The House has rightly passed legislation to finally create a licensing and regulatory system. But as the Globe’s editorial notes, passing a law is only half the job. The real failure comes when the state never writes the regulations needed to make the law real. That happened in 2017, when Massachusetts enacted home health agency reforms that still have never been implemented. The Department of Public Health did not issue the required regulations.

This is not because regulations are difficult. Massachusetts could easily adapt standards already used by Medicaid programs or by the 30 states that regulate home care. A special commission on home care licensing completed the background work years ago. Failing to act is not a matter of technical complexity — it is regulatory abandonment.

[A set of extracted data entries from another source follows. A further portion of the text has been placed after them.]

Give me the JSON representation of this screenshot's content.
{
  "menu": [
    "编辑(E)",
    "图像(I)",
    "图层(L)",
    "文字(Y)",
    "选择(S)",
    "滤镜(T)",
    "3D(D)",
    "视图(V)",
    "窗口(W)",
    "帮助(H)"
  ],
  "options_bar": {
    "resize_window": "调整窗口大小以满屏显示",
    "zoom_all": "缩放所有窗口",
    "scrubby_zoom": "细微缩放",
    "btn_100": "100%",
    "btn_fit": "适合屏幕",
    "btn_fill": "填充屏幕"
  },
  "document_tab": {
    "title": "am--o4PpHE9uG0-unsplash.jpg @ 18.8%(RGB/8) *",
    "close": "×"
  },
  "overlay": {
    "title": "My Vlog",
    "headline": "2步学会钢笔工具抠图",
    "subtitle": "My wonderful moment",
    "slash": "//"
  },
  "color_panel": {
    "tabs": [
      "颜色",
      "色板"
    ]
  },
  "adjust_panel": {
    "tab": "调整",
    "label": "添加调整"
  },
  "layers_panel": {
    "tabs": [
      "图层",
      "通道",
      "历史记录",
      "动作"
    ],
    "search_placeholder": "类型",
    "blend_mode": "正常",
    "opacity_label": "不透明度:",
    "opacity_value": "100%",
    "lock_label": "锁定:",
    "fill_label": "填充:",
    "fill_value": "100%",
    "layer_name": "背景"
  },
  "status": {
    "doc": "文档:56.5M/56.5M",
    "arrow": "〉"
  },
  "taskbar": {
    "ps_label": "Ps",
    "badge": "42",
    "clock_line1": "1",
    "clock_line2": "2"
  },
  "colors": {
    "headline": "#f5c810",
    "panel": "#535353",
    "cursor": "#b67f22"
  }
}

When state agencies do nothing, two groups suffer: vulnerable elders and people with disabilities, who risk receiving incompetent or unsafe care from unvetted workers; and caregivers, who are thrown into complex situations without training, support, or protection.

Good home care agencies support this bill because it would level the playing field and eliminate bad actors who hide in an unregulated market. If the Senate passes the legislation, the Healey administration must do what the Baker administration failed to do: write and enforce the regulations without delay.

James A. Lomastro

Conway

The writer is a member of Dignity Alliance Massachusetts and was an administrator in health care for 35 years. He was caretaker for his parents for 10 years.